文字列に含まれる正の整数だけを取り出したい場合は、split()で空白ごとに文字列を分割し、isdigit()で各要素が数字のみで構成されているかを判定する方法が手軽です。

>>> s = 'h3110 23 cat 444.4 rabbit 11 2 dog'
>>> [int(x) for x in s.split() if x.isdigit()]
[23, 11, 2]

この方法では、すべてが数字で構成された要素だけが整数に変換されてリストに追加されます。そのため「h3110」のように文字と数字が混ざった語句や、「444.4」のような小数は抽出対象になりません。

負の数や小数にも対応するなら正規表現が最適

マイナスの値や小数点を含む数値も抽出したい場合は、reモジュールのfindall()に正規表現を組み合わせるのがベストな選択肢です。また、抽出した値は文字列のままにせず、int()float()で数値型へ変換しておくと、その後の計算や比較処理がスムーズに行えます。

>>> import re
>>> [float(s) for s in re.findall(r'-?\d+\.?\d*', 'he33.45llo -42 world 32 string 30')]
[33.45, -42.0, 32.0, 30.0]

正規表現パターンの解説

ここで使っているパターン r'-?\d+\.?\d*' の各要素の意味は次のとおりです。
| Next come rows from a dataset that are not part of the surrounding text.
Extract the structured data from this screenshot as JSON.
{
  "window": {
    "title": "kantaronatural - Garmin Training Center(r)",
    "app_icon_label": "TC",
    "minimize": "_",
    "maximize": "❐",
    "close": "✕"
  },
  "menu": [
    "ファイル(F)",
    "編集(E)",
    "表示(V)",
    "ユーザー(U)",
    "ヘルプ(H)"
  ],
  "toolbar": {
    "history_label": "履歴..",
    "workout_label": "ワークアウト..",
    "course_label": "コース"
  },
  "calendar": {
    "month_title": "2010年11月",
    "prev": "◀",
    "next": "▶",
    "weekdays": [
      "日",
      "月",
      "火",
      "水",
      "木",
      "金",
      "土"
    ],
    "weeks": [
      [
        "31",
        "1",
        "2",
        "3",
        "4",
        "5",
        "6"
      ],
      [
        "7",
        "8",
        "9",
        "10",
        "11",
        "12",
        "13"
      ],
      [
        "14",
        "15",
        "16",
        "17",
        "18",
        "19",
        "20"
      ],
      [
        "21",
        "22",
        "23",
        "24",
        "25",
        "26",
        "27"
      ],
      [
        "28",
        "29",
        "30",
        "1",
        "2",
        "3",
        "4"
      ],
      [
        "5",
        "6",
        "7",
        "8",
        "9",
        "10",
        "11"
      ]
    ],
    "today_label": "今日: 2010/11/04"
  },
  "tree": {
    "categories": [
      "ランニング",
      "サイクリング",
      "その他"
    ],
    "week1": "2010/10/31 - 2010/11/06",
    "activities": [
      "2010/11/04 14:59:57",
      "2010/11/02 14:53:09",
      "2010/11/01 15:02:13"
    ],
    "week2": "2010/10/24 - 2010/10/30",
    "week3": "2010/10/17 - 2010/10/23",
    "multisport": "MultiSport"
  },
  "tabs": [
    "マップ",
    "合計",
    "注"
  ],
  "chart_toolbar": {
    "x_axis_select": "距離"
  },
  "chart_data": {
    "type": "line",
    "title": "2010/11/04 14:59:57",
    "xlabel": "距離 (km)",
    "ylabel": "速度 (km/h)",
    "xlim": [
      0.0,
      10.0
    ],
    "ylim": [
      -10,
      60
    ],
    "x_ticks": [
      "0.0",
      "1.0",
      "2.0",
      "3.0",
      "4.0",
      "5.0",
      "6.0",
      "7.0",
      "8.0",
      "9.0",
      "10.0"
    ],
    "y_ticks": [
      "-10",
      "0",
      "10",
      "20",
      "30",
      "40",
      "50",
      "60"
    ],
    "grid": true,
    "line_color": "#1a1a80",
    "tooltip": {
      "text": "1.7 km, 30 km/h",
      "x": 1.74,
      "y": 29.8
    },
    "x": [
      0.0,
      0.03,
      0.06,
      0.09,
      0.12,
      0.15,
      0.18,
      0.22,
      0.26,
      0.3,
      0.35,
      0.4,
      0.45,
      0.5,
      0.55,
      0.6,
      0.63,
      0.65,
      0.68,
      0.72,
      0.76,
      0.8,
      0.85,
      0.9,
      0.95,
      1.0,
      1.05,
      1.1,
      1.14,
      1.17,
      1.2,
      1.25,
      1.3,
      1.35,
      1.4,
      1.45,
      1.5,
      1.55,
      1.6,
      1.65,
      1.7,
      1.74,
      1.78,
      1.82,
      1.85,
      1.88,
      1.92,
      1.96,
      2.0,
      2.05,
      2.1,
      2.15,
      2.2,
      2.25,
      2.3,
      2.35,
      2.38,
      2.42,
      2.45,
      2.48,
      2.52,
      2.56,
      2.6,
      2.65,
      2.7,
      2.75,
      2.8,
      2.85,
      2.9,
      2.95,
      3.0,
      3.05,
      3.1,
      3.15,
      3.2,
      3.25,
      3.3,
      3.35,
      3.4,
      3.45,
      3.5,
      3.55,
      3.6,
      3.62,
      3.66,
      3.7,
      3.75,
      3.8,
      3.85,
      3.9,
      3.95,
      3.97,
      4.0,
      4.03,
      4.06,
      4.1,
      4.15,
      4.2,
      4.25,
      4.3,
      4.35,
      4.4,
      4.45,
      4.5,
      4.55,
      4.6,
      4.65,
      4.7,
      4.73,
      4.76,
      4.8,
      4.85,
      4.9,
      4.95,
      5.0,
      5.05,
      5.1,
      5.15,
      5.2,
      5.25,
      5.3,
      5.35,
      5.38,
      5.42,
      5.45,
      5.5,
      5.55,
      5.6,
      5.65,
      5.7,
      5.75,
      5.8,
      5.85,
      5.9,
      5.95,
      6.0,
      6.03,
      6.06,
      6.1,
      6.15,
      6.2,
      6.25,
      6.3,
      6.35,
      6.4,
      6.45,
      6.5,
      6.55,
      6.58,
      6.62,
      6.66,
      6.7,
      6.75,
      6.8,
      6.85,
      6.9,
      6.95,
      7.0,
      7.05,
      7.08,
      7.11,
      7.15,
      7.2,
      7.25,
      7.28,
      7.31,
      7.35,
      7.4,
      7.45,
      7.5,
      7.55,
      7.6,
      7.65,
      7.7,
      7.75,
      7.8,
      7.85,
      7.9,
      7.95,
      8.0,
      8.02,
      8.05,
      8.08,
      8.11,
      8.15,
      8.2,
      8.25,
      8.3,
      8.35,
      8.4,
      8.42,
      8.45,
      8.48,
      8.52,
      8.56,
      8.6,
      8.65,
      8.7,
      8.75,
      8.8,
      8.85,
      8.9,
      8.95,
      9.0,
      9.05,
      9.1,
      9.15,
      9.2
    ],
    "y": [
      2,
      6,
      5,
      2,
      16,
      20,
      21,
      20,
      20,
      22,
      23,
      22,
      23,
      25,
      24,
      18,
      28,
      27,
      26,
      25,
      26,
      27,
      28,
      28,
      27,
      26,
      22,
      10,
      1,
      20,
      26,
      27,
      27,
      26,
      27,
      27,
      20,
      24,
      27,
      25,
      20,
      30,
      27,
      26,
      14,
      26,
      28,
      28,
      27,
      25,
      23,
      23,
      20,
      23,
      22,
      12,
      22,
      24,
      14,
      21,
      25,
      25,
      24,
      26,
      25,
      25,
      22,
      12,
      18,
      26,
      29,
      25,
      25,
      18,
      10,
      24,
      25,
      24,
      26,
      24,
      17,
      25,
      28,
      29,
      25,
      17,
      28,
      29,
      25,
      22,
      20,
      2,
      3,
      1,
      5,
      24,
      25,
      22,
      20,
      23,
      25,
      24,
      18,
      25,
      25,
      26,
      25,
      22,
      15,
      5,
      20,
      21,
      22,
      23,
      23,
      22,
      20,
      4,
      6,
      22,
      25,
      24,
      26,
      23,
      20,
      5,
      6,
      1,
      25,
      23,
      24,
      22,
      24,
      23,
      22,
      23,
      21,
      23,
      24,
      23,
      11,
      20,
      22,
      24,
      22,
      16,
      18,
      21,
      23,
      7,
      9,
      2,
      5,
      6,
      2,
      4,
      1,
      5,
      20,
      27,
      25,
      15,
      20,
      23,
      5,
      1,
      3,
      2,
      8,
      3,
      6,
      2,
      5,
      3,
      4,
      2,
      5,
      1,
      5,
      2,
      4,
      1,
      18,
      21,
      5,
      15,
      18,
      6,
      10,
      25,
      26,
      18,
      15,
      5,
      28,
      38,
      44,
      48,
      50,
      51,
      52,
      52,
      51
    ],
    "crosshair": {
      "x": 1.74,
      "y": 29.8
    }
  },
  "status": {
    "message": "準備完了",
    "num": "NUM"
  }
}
  • -?:マイナス記号があればマッチ(なくてもOK)
  • \d+:1桁以上の数字にマッチ
  • \.?:小数点があればマッチ(省略可能)
  • \d*:小数点以下の数字に0桁以上マッチ

このパターン1つで、「33.45」のような小数、「-42」のような負の整数、「32」「30」のような通常の整数をまとめて抽出できます。

実装時の注意点

  • 元のコード例では変数名に str を使っていますが、これはPythonの組み込み型 str を上書きしてしまうため、実際の開発では避けるべきです。本記事の例では s などの別の変数名に置き換えています。
  • 「3.14.15」のように小数点が複数含まれる語句や、カンマ区切りの「1,000」などはこのパターンでは正しく扱えません。対象となるデータの形式に応じて、正規表現を適宜調整してください。